How did Greece get to the position it is in now? Germany, the leaders of EU countries and even the Media blame the Greek people for being lazy and not paying their taxes. However, how can such a relatively small population push the Greece’s national debt to its current levels which led to Greece’s economic collapse and the on-going mass riots in Athens which started the summer of 2011 over EU austerity measures, leading to a political mess resulting in the resignation of the Prime Minister of Greece George Papandreou on 10 November 2011 who was replaced by the unelected Lucas Papademos former Governor of the Bank of Greece when Greece transitioned from the Drachma to the Euro?
Lucas Papademos who was also Vice President of the European Central Bank, had close ties to Mario Draghi, the new President of the European Central Bank as of November 2011; Draghi was also former Vice Chairman and Managing Director of Goldman Sachs. It is well known that Mario Monti, Italy's new Premier is also an International Advisor for Goldman Sachs. Italy, which also started suffering a major economic crisis since 2011 resulting in the resignation of Premier Silvio Berlusconi, is seen as another victim of Goldman Sachs’ agenda. All clues to the economic tragedy in Greece point to Goldman Sachs.
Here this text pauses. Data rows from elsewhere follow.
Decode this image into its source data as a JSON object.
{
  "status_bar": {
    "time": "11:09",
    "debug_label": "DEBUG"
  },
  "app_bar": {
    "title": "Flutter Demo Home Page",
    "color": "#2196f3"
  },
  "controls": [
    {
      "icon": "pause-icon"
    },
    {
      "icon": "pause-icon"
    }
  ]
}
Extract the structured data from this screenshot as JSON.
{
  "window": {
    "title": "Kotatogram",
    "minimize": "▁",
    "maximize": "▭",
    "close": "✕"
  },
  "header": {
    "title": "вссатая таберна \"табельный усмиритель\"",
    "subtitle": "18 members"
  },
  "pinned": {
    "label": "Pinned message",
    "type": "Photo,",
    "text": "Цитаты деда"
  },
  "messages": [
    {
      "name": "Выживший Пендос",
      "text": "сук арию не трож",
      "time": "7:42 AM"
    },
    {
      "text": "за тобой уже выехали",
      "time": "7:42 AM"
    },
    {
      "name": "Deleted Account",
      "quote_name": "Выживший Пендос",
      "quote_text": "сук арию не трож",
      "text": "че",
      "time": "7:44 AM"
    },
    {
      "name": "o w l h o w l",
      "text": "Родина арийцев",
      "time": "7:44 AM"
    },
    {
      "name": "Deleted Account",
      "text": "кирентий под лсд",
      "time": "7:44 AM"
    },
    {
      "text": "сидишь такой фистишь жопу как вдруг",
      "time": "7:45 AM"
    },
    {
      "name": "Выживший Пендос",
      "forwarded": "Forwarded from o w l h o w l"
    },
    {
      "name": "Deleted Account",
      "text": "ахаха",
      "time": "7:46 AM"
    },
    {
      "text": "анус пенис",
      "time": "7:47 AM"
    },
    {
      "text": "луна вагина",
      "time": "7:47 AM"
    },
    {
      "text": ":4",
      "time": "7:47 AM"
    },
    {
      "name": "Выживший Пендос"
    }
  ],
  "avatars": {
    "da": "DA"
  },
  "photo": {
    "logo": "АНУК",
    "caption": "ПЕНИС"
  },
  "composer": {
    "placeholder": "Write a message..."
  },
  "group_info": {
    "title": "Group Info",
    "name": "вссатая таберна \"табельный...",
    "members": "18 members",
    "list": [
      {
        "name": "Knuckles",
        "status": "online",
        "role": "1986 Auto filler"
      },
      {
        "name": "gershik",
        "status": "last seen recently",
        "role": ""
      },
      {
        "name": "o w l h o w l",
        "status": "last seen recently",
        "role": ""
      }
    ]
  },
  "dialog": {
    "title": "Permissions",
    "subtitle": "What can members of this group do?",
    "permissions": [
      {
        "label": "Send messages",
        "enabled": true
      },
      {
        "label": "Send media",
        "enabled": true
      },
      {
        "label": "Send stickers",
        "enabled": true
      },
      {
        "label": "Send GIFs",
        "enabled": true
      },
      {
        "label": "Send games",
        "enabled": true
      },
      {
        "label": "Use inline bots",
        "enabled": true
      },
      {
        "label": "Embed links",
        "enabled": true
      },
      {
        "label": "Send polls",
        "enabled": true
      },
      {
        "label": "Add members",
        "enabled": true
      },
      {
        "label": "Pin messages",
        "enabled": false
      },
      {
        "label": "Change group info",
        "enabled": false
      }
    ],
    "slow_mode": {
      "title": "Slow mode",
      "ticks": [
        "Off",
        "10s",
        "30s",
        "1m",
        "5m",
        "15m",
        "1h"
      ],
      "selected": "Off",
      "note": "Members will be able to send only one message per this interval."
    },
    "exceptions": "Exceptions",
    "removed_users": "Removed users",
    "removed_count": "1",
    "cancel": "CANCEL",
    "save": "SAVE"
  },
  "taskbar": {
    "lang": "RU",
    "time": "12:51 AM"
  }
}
Goldman Cooked Greece's Books - Official
Goldman Sachs is no stranger to scandal or controversy and is regarded by many world-wide to be the bank that kicked off global economic meltdown in 2008, as well as the most corrupt financial institution in the world.
Many people blame Goldman Sachs for bringing the Greek economy to its knees, allegedly through specious advice and consultations it provided to the Greek government on its position in the Euro, Government Bonds, CDS (Credit Default Swaps) and an initial loan of €2.8 billion of which €500 went back to Goldman Sachs along with other concessions for its consulting fees. The initial debt of €2.8 billion compounded with interest, more borrowing to cover the initial debt, then in conjunction with Credit Default Swaps in the form of toxic complex Derivatives spiraled out of control into a vicious cycle to Greece’s current position with foreign debt of around €360 billion, for a population of 10,787,690 or around €33,370 per head.
British Journalist and Author of "The Devil's Derivatives" Nick Dunbar can be regarded as the first Oracle of Doom to warn people of the impending “Greekonomic Tragedy” in 2003. His report on BBC News' flagship current affairs program Newsnight brought attention highlights exactly how Greece got into debt.
In light of all the recent reports and evidence that has emerged, one action the people of Greece can take is to file a civil complaint with the SEC / Securities & Exchange Commission in the United States, against Goldman Sachs and the members of the Greek Government Goldman Sachs had dealings with for putative violations under the SEC Act of 1934 associated with the €2.8 billion loan; possibly even file a criminal complaint with the US Department of Justice for putative FCPA / Foreign Corrupt Practices Act violations.
The Goldman Fleece
In short, Goldman Sachs is seen by an overwhelming majority of people as a recklessly greedy organisation run by a corrupt crony network, misleading its own clients ensuring no matter what happens in the markets, Goldman Sachs benefits from losses even the losses they cause. Goldman Sachs is also regarded by people even in the Financial Sector as an extortion racket that abuses its powerful leverage position and links to the US Federal Reserve printing press, leaving a trail of destruction wherever it does business, with its ultimate victory, the possible collapse of the Eurozone, perhaps even staging a coup for the hostile taker over of the EuroZone through bailouts, ultimately subsidised by the taxpayer, with the Bankster Elite acting as the Middle Men. In the end, Goldman Sachs, acting like ancient marauding pirates of the Aegean has seized its Golden Fleece.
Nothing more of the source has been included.